A useful mental test when you’re unsure whether something needs disclosing: would a buyer be upset to discover this after moving in? If yes, lean toward disclosing. “When in doubt, disclose” is the standard guidance from real-estate attorneys for good reason.

Common gray areas

  • Repaired problems. Many state forms ask about past problems even if fixed — for instance, a roof leak repaired two years ago. If the form asks, answer honestly and describe the repair. Documentation of a professional fix often reassures buyers.
  • “I don’t know.” Legitimate when true. Don’t guess, and don’t claim ignorance of things you plainly know.
  • Deaths, crimes, and stigma. States differ widely on whether events like a death in the home must be disclosed. Some require disclosure in certain circumstances; others expressly say you need not volunteer it. However, many states require honest answers if a buyer asks directly. Know your state’s rule.
  • Unpermitted work. If you know a past addition or remodel wasn’t permitted, that’s typically disclosable — and buyers’ lenders and insurers may care.
  • As-is sales. Selling “as is” generally means you won’t repair anything — it usually does not eliminate the duty to disclose known defects. This is a common and dangerous misconception; see our as-is and cash-offer comparison.

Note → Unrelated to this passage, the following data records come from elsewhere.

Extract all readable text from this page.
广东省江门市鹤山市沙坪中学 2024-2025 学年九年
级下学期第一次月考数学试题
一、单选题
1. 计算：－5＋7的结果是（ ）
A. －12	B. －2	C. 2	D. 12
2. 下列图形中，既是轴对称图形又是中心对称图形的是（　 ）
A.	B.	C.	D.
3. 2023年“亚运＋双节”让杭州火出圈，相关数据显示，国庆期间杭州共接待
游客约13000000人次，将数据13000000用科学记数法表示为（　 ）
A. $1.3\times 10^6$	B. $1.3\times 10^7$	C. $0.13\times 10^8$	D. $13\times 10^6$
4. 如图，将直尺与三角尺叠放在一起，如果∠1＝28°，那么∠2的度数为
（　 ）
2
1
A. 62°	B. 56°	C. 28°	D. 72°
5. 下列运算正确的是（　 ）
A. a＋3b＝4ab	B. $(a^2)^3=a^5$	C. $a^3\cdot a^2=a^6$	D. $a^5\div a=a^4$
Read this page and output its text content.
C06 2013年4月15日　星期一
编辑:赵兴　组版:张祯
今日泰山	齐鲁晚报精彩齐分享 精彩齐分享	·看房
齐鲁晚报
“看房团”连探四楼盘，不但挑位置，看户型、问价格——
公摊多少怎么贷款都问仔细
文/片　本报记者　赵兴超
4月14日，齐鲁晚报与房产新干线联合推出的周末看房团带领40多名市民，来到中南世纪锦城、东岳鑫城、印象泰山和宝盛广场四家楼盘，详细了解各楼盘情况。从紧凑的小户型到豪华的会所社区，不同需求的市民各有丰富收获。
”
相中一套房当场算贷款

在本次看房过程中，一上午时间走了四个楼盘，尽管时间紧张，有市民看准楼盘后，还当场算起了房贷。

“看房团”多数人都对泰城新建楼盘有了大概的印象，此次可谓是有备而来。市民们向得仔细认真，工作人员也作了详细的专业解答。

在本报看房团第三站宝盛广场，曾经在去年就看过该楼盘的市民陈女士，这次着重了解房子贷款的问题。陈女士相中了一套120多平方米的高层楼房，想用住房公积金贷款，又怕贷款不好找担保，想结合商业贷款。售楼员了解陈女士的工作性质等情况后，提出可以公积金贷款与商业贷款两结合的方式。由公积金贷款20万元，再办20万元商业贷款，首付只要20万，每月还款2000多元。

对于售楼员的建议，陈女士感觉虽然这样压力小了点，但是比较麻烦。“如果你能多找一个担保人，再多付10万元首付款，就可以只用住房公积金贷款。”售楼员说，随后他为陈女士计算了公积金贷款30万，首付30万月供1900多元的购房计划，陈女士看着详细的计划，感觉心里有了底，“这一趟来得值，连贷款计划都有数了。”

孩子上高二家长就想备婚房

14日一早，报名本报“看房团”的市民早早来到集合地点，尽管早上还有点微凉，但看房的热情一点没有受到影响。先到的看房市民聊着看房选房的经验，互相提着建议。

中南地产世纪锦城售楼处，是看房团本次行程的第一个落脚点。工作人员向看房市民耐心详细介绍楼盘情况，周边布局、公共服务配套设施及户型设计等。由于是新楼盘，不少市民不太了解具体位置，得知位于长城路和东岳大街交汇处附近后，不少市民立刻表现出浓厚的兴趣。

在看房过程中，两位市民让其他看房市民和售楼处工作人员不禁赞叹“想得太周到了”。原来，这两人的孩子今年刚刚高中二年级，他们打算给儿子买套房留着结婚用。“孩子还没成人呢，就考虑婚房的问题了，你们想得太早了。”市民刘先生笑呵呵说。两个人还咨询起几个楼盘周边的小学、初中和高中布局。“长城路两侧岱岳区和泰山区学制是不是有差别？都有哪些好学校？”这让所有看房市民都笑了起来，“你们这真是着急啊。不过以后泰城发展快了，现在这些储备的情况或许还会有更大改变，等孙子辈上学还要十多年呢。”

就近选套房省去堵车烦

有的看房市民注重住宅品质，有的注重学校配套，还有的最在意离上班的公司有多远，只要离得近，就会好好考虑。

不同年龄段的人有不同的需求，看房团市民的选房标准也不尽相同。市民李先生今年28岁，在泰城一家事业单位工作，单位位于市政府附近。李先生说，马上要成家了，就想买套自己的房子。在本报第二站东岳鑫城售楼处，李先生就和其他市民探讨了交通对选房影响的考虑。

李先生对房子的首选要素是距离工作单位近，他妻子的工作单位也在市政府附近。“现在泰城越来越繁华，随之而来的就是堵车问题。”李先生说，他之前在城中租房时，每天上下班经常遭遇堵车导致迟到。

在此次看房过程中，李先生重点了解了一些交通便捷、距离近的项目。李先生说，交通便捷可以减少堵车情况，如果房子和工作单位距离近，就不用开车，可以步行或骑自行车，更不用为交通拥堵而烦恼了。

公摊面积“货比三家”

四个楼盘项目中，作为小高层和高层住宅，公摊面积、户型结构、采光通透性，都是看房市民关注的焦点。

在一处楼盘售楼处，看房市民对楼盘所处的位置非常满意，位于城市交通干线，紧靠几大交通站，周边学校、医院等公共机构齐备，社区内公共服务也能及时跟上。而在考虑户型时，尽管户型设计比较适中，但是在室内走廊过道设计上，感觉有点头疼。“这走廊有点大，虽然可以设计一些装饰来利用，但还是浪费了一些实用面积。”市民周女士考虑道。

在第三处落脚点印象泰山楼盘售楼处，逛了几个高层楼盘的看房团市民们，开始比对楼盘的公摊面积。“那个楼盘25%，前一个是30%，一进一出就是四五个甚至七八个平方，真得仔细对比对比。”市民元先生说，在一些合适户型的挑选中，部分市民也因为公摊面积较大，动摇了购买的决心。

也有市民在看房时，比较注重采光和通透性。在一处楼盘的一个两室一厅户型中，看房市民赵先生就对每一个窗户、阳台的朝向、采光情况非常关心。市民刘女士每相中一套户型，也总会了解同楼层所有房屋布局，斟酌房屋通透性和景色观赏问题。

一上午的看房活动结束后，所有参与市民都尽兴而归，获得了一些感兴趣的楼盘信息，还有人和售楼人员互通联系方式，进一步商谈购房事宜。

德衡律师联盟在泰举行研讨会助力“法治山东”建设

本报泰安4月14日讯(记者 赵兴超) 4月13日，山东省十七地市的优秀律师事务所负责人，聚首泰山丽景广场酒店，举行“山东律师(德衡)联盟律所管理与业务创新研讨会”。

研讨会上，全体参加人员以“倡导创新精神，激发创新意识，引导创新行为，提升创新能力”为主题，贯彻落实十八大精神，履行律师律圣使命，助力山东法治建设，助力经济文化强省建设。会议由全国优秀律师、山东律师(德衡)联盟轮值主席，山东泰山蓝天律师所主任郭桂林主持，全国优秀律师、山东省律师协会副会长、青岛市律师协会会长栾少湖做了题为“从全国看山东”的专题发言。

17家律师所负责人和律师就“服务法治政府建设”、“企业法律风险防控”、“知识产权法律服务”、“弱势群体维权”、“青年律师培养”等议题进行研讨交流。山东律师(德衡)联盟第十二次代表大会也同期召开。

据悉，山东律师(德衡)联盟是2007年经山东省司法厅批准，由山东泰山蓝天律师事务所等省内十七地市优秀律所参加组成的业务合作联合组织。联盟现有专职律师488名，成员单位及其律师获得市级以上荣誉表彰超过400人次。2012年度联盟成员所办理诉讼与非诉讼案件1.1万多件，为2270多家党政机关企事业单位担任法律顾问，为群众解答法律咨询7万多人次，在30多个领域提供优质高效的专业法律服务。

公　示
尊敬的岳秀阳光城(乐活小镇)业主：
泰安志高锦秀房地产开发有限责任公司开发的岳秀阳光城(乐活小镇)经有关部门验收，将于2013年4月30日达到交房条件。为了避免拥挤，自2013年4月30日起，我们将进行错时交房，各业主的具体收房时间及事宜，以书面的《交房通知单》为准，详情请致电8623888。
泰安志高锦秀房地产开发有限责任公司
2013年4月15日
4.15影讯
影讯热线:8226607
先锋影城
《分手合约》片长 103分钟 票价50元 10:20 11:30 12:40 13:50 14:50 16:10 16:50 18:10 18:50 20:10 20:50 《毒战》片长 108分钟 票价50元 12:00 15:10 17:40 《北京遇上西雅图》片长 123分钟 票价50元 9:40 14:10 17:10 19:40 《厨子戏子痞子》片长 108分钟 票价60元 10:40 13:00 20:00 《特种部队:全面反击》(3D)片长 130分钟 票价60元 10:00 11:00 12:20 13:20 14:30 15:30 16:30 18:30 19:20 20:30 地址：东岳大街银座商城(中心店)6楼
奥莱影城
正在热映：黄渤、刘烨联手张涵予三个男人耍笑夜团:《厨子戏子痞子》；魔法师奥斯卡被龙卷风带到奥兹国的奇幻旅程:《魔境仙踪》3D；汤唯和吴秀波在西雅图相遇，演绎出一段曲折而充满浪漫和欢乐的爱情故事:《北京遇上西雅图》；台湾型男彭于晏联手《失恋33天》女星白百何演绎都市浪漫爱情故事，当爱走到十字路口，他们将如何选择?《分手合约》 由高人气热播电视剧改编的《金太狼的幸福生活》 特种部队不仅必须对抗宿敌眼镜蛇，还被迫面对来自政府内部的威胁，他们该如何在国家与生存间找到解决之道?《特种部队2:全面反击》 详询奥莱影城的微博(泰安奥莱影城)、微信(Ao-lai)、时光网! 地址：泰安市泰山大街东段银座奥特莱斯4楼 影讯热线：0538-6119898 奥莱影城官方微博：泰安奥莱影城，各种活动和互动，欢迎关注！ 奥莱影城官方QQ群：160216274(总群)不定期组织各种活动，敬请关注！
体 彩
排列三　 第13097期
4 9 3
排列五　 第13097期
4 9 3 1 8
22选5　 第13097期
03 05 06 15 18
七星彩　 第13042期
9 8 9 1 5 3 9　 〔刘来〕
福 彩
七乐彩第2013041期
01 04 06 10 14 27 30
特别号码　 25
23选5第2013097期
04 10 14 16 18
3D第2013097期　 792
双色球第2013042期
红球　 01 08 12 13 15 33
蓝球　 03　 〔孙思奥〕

Practical tips for filling out the form

  • Do it early and carefully. Gather your repair records, insurance-claim history, permits, and warranties first — our documents checklist covers what to pull together.
  • Answer every question. Blanks invite suspicion and follow-up.
  • Be factual, not editorial. “Roof replaced 2020 by ABC Roofing; no leaks since” is better than either bare “yes” or defensive essays.
  • Attach documentation where you have it — invoices, permits, warranties.
  • Update if things change. If a pipe bursts after you’ve delivered disclosures but before closing, most states expect you to amend them.
  • Consider a pre-listing inspection. Finding issues before you list lets you fix or price them on your terms — our pre-listing inspection guide weighs the pros and cons. Note that in many states, an inspection report you receive becomes knowledge you must disclose.

Where disclosures fit in the sale

Timing varies: some states require delivery before or at listing, others once you’re under contract, often with a window during which the buyer can review and, in some cases, back out. Your agent or attorney will know the local sequence. Disclosures interact directly with the buyer’s inspection and negotiation — see how to read an offer and countering and multiple offers for how condition issues get negotiated.

One final reminder, because it matters: this guide describes general patterns across U.S. states. It is not legal advice, and your state’s specific requirements govern. A short conversation with a local real-estate attorney or experienced local agent is cheap insurance on a document this consequential.